The concentration of NsrR used in each EMSA throughout this chapter corresponds to the approximate molar ratio of [Fe:S]:DNA required to completely and specifically shift each of the target probes, 2.5:1.0, 5.0:1.0, and 8.0:1.0 for hmpA1, nsrR and hmpA2 probes respectively, in addition to a DNA only control. These ratios were selected based on the EMSA results in our publication Crack et al., 2015 and shown in Figure 3.3. addtionally we were able to show that neither [2Fe-2S] or apo NsrR were capable of shifting target DNA, only Holo [4Fe-4S] NsrR is capable of this as indicated in Figure 3.4 and Figure 3.5 respectively. A ratio of 16.0:1.0 was also used as a higher limit for EMSA’s in section 3.2.1.3.

Figure 3-3 NsrR [4Fe-4S] EMSAs. Taken from Crack et al., 2015. EMSAs were carried out using holo NsrR ([4Fe-4S]) using (a) hmpA1p (6.9 nM), (b) hmpA2p (6.9 nM) and (c)

nsrRp (8.8 nM) DNA probes. B = Bound, U = Unbound DNA probe. Each illustrates the

approximate ratio required to shift each probe to near completion. These ratios were used for down stream experiments in this thesis.

Figure 3-4 NsrR [2Fe-2S] EMSAs. Taken from Crack et al., 2015. EMSAs were carried out using NsrR [2Fe-2S] and NsrR ([4Fe-4S]) as a control using (a) hmpA1p (11.1 nM), (b) hmpA2p (6.8 nM) and (c) nsrRp (5.3 nM) DNA probes. Each illustrates the concentration of each form used (nM) and the ratio of [Fe-S]:[DNA].

Figure 3-5 NsrR Holo vs. Apo EMSAs. Taken from Crack et al., 2015. EMSAs were carried out using holo NsrR ([4Fe-4S]) using (a) hmpA1p (6.9 nM), (b) hmpA2p (8.8 nM) and (c) nsrRp (8.8 nM) DNA probes. Each illustrates the concentration of each form used (nM) and the ratio of [Fe-S]:[DNA].

EMSA reactions were carried out using these probes and the results are summarised in Table 3.1 and shown in Figure 3.6. NsrR was able to bind to JM0064, our positive control and JM0065 the refined probe with the conserved AA and TT at the ends. However, NsrR did not bind to JM0068-70. This highlights the importance of the AA/TT at the ends of the binding sites, following the removal of these the protein is no longer able to bind. A clear difference in sequence binding between the S. coelicolor, E. coli and B. subtilis proteins and their target sequences. We observed that NsrR had a lower affinity for Short hmpA1 (JM0068) which could be due to the loss of non-essential but important bases flanking the binding site.

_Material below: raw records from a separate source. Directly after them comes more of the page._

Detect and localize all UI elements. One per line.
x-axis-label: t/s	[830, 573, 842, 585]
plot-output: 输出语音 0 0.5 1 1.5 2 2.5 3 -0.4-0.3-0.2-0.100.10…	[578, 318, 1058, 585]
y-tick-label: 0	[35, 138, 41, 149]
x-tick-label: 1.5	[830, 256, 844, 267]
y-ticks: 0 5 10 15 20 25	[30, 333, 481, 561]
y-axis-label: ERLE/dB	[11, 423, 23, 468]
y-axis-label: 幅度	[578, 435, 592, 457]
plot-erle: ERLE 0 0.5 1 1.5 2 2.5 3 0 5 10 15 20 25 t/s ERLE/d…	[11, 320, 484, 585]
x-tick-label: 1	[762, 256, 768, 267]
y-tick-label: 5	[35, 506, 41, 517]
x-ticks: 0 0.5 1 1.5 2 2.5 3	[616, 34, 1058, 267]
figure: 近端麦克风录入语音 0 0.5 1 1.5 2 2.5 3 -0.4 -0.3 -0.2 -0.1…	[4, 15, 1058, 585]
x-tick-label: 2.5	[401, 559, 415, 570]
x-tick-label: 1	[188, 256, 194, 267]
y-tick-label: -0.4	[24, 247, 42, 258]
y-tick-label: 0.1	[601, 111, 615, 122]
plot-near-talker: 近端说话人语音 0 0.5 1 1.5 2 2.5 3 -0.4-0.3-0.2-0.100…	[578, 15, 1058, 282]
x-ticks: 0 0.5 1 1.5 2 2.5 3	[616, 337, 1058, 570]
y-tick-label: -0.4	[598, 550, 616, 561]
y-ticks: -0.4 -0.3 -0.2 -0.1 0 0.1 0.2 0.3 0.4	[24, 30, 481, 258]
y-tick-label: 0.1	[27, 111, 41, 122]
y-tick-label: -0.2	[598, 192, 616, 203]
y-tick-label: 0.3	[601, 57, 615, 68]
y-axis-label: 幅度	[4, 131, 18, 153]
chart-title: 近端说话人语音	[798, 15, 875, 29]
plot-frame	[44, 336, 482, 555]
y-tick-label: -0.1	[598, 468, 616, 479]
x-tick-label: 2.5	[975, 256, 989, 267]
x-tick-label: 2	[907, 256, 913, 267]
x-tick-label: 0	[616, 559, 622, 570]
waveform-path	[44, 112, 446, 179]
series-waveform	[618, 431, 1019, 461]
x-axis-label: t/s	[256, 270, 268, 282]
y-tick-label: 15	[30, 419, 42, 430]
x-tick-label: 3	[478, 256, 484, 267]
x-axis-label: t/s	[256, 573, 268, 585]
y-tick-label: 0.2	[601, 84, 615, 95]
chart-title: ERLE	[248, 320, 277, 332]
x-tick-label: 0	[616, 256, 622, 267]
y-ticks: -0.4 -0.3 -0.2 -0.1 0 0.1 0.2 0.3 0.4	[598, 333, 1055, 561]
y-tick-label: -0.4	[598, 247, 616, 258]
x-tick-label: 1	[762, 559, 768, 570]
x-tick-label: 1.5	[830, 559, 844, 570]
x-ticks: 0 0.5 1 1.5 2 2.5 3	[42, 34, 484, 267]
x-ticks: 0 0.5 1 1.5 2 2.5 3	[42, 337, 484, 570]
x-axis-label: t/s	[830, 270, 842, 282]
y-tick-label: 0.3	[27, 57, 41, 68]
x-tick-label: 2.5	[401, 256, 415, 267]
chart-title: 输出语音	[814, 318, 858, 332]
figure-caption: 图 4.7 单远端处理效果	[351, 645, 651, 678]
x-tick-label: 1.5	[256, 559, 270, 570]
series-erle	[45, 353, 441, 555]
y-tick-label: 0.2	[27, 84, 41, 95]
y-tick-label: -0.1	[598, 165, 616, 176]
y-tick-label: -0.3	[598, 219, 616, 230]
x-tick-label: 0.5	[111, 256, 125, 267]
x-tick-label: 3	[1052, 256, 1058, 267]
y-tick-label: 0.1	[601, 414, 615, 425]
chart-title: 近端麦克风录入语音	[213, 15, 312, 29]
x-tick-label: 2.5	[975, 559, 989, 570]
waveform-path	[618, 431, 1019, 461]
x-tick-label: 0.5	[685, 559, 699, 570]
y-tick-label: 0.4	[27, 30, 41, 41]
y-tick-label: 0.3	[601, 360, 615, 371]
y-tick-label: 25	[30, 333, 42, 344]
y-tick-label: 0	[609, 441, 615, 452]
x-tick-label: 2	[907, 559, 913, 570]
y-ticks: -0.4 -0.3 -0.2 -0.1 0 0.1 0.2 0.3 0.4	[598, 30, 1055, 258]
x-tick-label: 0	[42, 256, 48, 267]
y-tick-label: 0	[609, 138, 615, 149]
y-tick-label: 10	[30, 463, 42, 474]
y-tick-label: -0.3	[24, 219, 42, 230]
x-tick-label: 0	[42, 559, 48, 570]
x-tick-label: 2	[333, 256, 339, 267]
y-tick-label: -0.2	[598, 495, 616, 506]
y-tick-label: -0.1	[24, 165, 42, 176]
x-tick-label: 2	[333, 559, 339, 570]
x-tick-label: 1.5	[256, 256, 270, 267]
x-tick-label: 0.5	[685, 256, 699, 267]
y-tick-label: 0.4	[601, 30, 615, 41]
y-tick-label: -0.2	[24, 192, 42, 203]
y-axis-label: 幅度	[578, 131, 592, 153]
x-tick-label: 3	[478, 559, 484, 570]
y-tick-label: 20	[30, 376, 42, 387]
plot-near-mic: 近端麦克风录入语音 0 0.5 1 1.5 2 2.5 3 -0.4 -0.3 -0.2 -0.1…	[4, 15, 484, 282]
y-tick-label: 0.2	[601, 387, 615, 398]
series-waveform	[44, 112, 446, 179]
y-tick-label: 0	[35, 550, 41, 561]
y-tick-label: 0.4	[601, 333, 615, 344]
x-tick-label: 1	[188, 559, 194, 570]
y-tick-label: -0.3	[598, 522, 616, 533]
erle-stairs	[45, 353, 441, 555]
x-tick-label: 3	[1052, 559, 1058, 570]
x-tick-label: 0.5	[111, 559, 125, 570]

Additionally, due to ScoNsrR having a [4Fe-4S] cluster and only sharing between 30-40% amino acid sequence identity with E. coli and B. subtilis which [2Fe-2S] cluster, it is likely that the binding architecture is substantially different and as a result contribute to an inability to bind the ScoNsrR binding sequence.

Promoter Sequence NsrR binding Primer

hmpA1 long CTAAAACACGAATATCATCTACCAATTAAG Y JM0064

hmpA1 AACACGAATATCATCTACCAATT Y JM0065

Short hmpA1 CACGAATATCATCTACCAG N JM0068

Bsu hmpA 17 bp

AAGATCATGTATTTTAAAGATATATTTTA N JM0069

Eco hmpA ATAAGATGCATTTGAGATACATCAA N JM0070

GC rich AACGCGCATCTGAGATGCGCGTT N JM0071

Consensus AACACGAATCTNANATNCCAATT - -

Table 3-1 A summary of the short EMSA reactions. The EMSA column indicates if a shift was detected (Y = yes, N = no).

Figure 3-6 Short probe EMSA reactions. Using short probes JM0064-JM0071 showing that ScoNsrR can bind the Sco nsrR hmpA1 and hmpA2 sequence very specifically (taken from Crack et al. 2015). Ratio of cluster to DNA was determined using 8 nM DNA probe in each case. Black arrows show unbound (U) and Bound (B) DNA to NsrR.